Matt Mullenweg overrules core committers, puts Akismet on WordPress 7.0 Connectors screen

What happened
It has been reported that Matt Mullenweg instructed WordPress core committers to register Automattic’s Akismet spam plugin on the new Connectors screen shipping with WordPress 7.0, reversing a revert that several committers had pushed. The change was first proposed in a Trac ticket opened by Automattic-sponsored committer Jorge Costa; the ticket was committed quickly and then reverted after pushback. Mullenweg later wrote on the ticket, “I did say that, and have changed my mind and we’re doing this.”
Why it blew up
Committers argued the move broke process and precedent. Fueled-sponsored committer Peter Wilson said Akismet should register its own connector through the plugin API like any other plugin, and flagged the risk of duplicate entries because Akismet’s development branch already adds a connector. Other committers objected to making this change during the release candidate period with limited public discussion; one called it “inappropriate.” It has been reported that the revert was committed on April 5 after those objections.

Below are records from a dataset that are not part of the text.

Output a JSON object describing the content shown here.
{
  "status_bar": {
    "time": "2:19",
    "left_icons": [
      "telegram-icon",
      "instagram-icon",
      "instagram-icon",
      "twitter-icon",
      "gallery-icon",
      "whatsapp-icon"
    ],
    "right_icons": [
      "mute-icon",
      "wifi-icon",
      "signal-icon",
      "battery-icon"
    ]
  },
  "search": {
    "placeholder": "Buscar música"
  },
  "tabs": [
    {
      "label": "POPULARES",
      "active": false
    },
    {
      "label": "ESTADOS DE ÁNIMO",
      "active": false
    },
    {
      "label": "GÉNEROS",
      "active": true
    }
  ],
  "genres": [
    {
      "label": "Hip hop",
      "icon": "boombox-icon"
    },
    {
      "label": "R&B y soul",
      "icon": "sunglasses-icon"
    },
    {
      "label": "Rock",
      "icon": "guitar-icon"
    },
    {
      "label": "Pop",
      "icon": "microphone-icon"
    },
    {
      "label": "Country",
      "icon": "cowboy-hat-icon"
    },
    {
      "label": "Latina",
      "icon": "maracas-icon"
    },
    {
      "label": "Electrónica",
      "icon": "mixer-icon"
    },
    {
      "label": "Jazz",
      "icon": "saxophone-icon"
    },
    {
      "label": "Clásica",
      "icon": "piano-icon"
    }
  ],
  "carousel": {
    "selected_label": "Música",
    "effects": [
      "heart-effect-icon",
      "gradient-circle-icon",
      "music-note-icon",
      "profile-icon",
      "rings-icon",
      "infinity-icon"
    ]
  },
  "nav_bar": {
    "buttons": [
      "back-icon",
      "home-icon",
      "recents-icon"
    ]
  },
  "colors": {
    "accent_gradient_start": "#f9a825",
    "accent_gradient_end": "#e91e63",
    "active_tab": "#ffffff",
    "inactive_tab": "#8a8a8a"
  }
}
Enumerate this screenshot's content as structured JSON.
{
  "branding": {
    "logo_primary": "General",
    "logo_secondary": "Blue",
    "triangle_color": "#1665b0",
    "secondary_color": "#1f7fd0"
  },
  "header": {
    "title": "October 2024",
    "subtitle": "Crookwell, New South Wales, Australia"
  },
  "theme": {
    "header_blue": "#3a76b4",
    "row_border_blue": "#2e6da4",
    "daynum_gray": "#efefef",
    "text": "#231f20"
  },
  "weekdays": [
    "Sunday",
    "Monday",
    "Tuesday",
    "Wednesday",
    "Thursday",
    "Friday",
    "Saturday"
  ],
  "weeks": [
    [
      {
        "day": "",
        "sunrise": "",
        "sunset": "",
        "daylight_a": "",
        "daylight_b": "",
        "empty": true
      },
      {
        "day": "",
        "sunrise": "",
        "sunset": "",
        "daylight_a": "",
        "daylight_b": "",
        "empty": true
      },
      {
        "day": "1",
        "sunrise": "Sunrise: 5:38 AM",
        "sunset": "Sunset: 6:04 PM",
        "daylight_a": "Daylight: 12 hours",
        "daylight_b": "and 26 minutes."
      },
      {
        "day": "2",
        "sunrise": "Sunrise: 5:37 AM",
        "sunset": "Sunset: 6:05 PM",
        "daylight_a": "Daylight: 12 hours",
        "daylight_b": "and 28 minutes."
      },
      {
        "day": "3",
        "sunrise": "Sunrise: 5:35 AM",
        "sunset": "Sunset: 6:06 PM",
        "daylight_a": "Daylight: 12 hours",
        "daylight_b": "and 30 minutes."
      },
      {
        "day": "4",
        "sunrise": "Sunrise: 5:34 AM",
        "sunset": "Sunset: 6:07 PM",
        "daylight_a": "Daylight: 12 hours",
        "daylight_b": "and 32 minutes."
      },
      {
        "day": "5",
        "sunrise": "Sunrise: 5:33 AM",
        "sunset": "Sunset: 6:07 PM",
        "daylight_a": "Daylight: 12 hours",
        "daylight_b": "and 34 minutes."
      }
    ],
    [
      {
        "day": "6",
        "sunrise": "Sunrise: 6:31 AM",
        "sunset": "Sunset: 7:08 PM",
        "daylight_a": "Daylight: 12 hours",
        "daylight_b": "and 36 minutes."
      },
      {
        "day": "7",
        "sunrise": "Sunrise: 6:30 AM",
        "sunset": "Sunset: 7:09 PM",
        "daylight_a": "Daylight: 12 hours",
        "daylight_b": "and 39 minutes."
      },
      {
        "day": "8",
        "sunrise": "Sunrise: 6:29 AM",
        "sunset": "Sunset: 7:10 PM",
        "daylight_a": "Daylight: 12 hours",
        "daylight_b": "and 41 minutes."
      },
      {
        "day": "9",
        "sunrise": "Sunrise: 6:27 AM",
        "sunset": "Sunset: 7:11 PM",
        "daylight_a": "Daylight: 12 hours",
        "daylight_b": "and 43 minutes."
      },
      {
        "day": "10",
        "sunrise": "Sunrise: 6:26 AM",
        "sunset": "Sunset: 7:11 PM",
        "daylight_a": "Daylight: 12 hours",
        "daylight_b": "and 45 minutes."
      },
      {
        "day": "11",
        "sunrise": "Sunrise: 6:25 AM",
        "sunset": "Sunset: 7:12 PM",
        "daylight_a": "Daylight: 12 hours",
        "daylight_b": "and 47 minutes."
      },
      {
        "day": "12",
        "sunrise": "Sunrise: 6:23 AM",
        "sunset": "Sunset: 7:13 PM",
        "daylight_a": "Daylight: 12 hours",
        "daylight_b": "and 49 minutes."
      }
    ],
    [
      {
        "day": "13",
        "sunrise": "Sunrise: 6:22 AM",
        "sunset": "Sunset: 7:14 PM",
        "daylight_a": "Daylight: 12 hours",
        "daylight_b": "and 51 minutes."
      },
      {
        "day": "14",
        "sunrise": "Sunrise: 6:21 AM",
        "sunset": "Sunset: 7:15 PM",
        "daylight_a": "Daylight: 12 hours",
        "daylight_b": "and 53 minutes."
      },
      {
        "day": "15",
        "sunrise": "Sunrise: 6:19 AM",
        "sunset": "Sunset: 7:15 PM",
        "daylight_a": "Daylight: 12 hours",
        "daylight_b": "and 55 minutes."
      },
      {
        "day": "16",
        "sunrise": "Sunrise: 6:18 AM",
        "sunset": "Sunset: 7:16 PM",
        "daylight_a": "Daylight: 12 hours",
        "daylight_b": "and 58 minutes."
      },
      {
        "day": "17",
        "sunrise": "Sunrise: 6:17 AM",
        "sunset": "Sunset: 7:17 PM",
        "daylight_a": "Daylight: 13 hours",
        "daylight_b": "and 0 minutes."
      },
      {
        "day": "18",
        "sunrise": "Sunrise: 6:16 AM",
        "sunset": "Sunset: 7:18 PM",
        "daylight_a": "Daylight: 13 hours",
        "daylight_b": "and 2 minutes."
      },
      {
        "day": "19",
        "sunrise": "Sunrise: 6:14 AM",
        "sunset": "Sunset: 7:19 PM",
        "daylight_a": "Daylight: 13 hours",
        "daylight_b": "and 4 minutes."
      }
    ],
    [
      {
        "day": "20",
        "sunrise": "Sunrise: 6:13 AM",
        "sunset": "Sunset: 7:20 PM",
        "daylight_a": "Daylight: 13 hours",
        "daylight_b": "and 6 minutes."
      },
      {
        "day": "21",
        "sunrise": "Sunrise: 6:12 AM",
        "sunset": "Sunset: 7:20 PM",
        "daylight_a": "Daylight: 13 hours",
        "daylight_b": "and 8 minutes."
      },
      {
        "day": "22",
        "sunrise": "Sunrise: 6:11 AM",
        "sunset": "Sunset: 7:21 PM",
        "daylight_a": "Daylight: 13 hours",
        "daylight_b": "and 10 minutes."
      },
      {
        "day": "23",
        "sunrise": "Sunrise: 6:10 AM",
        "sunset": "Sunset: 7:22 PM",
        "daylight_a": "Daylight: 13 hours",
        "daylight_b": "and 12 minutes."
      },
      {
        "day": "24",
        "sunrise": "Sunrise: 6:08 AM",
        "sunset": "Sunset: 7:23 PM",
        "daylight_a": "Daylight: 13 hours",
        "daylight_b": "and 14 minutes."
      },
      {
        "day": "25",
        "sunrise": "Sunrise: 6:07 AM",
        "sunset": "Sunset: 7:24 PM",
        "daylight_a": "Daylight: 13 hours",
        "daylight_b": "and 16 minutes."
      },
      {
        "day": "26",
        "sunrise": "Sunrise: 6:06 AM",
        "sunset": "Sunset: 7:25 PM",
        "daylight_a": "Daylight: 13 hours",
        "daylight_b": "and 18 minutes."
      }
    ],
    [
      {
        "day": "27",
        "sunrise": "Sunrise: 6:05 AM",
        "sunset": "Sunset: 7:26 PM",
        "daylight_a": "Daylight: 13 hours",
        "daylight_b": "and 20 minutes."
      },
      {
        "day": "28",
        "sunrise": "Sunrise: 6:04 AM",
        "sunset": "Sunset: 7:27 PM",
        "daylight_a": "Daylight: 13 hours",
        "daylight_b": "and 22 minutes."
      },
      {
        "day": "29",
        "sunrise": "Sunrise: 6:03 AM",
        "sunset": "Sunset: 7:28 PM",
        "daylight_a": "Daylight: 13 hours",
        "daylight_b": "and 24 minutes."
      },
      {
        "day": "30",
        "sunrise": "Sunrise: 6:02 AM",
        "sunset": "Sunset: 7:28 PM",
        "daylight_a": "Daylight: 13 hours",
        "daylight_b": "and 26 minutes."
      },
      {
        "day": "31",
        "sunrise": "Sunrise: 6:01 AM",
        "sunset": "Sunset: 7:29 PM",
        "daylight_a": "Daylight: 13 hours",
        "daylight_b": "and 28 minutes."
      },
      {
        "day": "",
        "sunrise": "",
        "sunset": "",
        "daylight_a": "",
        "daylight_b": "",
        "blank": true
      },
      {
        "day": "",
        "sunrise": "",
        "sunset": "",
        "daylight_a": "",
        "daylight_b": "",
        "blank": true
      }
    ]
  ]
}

Mullenweg's response and the fallout
Mullenweg didn’t just reinstate the change—he framed the dispute as symptomatic of deeper cultural rot. He called the episode “a microcos of all the ways we’ve undone everything that made us successful,” and scoffed that including Akismet—“in core for 20 years,” he noted—was being treated as some existential moral crisis: “THOU SHALL NOT PASS.” The episode was catalyzed in part by a Slack complaint from developer Earle Davies, which Mullenweg says he saw mid-flight via Starlink. So what now? Governance, contribution norms, and the boundaries between Automattic and core are all back on the table. Storm in a teacup — or an alarm bell for WordPress’ next chapter?